Each May, we honor the dedication and sacrifices of these healthcare heroes during national Nurses Week. This annual seven-day celebration, which started on May 6th, is the culmination of more than fifty years of work by healthcare administrators, politicians, and community volunteers to formally express gratitude for the lifesaving care nurses provide patients with everyday.
In the United States, nurses represent the largest single group of healthcare providers with more than three million registered nurses providing care. Nurse practitioners account for twenty percent of all primary caregivers.
Considering the profound impact that nurses have on our healthcare system, is one week each year enough to say “thank you?” As a healthcare professional with 40 years of experience, I don’t think it is. The truth is that when we give back to nurses by helping them develop and hone their professional skills, we raise up our entire community and improve the healthcare system overall.
In 2012, I helped found the Alabama Health Action Coalition (AL-HAC) whose mission is to improve the health of Alabamians through nursing and collaborative practice. The rural nature of our state combined with the shortage of healthcare professionals leaves many areas of Alabama with out access to proper care. AL-HAC believes that nurses collaborating with other healthcare professionals and stakeholders will help solve both of these issues through two simple initiatives.
First, AL-HAC is working with state higher education and two-year institutions to encourage nurses to continually increase their education. We believe that healthcare will be improved when nurses take this step. The goal, recommended in the Institute of Medicine’s report Future of Nursing: Leading Change, Advancing Health, is to increase the percentage of BSN or higher prepared nurses to 80% by the year 2020. This is needed to keep up with the ever-changing healthcare environment and the emerging additions to the role of nurses.
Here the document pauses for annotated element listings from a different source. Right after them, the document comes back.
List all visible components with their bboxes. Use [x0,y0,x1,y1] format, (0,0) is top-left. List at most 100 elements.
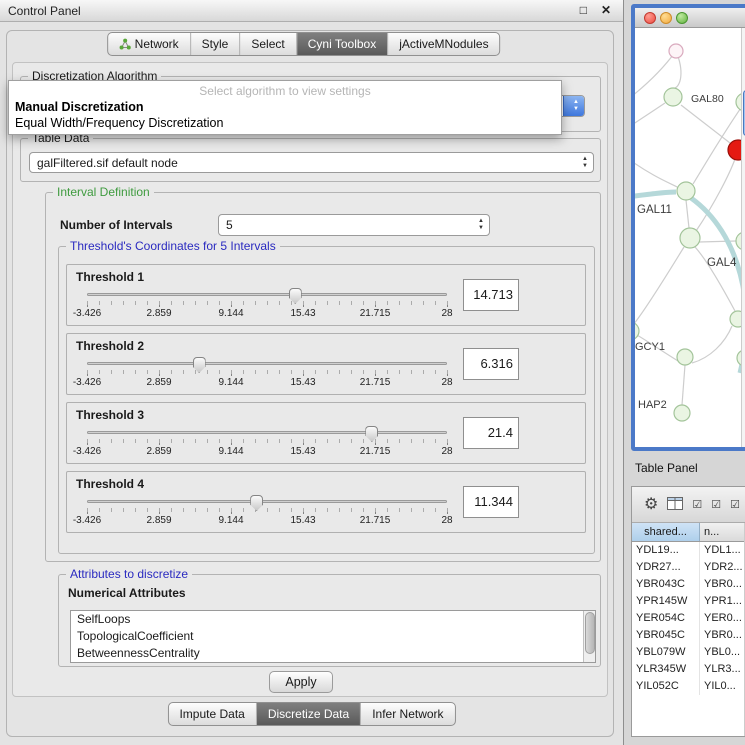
table-cell[interactable]: YLR345W [632,661,700,678]
tab-impute-data[interactable]: Impute Data [168,703,255,725]
table-cell[interactable]: YDL1... [700,542,745,559]
slider-track[interactable] [87,431,447,434]
attributes-group-title: Attributes to discretize [66,567,192,581]
tab-cyni-toolbox[interactable]: Cyni Toolbox [296,33,387,55]
threshold-slider[interactable]: -3.4262.8599.14415.4321.71528 [87,357,447,393]
table-cell[interactable]: YLR3... [700,661,745,678]
network-node-gal11[interactable] [677,182,695,200]
table-panel-window: ⚙ ☑ ☑ ☑ shared... n... YDL19...YDL1...YD… [631,486,745,737]
screen: Control Panel □ ✕ Network [0,0,745,745]
network-graph[interactable]: GAL80 GAL11 GAL4 GCY1 HAP2 [635,28,745,447]
table-row[interactable]: YBR045CYBR0... [632,627,745,644]
table-cell[interactable]: YDL19... [632,542,700,559]
threshold-value-field[interactable]: 14.713 [463,279,519,311]
node-label-gal4: GAL4 [707,257,737,269]
threshold-label: Threshold 1 [76,270,144,284]
algorithm-placeholder-option[interactable]: Select algorithm to view settings [9,81,561,99]
network-node-hap2[interactable] [674,405,690,421]
slider-track[interactable] [87,362,447,365]
network-node-gcy1[interactable] [635,322,639,340]
table-row[interactable]: YLR345WYLR3... [632,661,745,678]
table-cell[interactable]: YPR1... [700,593,745,610]
table-cell[interactable]: YBL0... [700,644,745,661]
combo-arrows-icon: ▲▼ [582,156,588,170]
gear-icon[interactable]: ⚙ [644,497,658,513]
algorithm-combobox-arrow-button[interactable]: ▲▼ [563,96,584,116]
tab-style[interactable]: Style [190,33,240,55]
tab-style-label: Style [202,37,229,51]
network-node-gal4[interactable] [680,228,700,248]
network-node[interactable] [677,349,693,365]
threshold-row: Threshold 3 -3.4262.8599.14415.4321.7152… [66,402,586,464]
list-item[interactable]: SelfLoops [71,611,595,628]
table-cell[interactable]: YIL0... [700,678,745,695]
threshold-slider[interactable]: -3.4262.8599.14415.4321.71528 [87,495,447,531]
tab-discretize-data[interactable]: Discretize Data [256,703,360,725]
tab-infer-network[interactable]: Infer Network [360,703,454,725]
threshold-value-field[interactable]: 6.316 [463,348,519,380]
checkbox-icon[interactable]: ☑ [730,499,740,511]
table-cell[interactable]: YBR045C [632,627,700,644]
tab-jactivemnodules[interactable]: jActiveMNodules [387,33,499,55]
list-scrollbar[interactable] [583,611,595,662]
tab-network[interactable]: Network [108,33,190,55]
table-cell[interactable]: YER0... [700,610,745,627]
node-label-gal11: GAL11 [637,204,672,216]
table-row[interactable]: YER054CYER0... [632,610,745,627]
slider-track[interactable] [87,500,447,503]
apply-button[interactable]: Apply [269,671,333,693]
column-header-name[interactable]: n... [700,523,745,541]
slider-track[interactable] [87,293,447,296]
network-canvas[interactable]: GAL80 GAL11 GAL4 GCY1 HAP2 [635,28,745,447]
slider-minor-ticks [87,301,448,305]
list-item[interactable]: TopologicalCoefficient [71,628,595,645]
table-data-combobox[interactable]: galFiltered.sif default node ▲▼ [29,152,594,173]
table-row[interactable]: YDL19...YDL1... [632,542,745,559]
number-of-intervals-combobox[interactable]: 5 ▲▼ [218,214,490,236]
table-cell[interactable]: YDR27... [632,559,700,576]
scale-label: 2.859 [146,446,171,457]
close-traffic-light[interactable] [644,12,656,24]
minimize-traffic-light[interactable] [660,12,672,24]
table-cell[interactable]: YBR043C [632,576,700,593]
list-item[interactable]: BetweennessCentrality [71,645,595,662]
table-row[interactable]: YIL052CYIL0... [632,678,745,695]
threshold-value-field[interactable]: 21.4 [463,417,519,449]
network-scrollbar[interactable] [741,28,745,447]
select-all-checkbox-icon[interactable]: ☑ [692,499,702,511]
threshold-slider[interactable]: -3.4262.8599.14415.4321.71528 [87,426,447,462]
threshold-value-field[interactable]: 11.344 [463,486,519,518]
threshold-row: Threshold 2 -3.4262.8599.14415.4321.7152… [66,333,586,395]
network-node-gal80[interactable] [664,88,682,106]
tab-select-label: Select [251,37,284,51]
threshold-slider[interactable]: -3.4262.8599.14415.4321.71528 [87,288,447,324]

Secondly, we believe that nurses should be able to practice to the full extent of their training. Nurses are experts in patient care, and unnecessary, outdated restrictions that prevent nurses from providing proper care should be altered. This doesn’t mean that nurses will become doctors. It simply means that policies governing how nurses treat patients should be consistent with the extent of their education.
Together, these two initiatives will improve Alabama’s overall healthcare experience for both patients and providers. By investing in opportunities for continuing education and removing outdated practice restrictions, our nurses will be able to provide first-class, patient-centered treatment; increase the standard of care; and save more lives. If you would like show your appreciation for nurses by supporting AL-HAC’s mission, visit alabamahealthactioncoalition.org.
But most importantly, take a moment to thank a nurse for the selfless work he or she does. You have until May 12th – the founder of modern medicine Florence Nightingale’s birthday – to display your appreciation.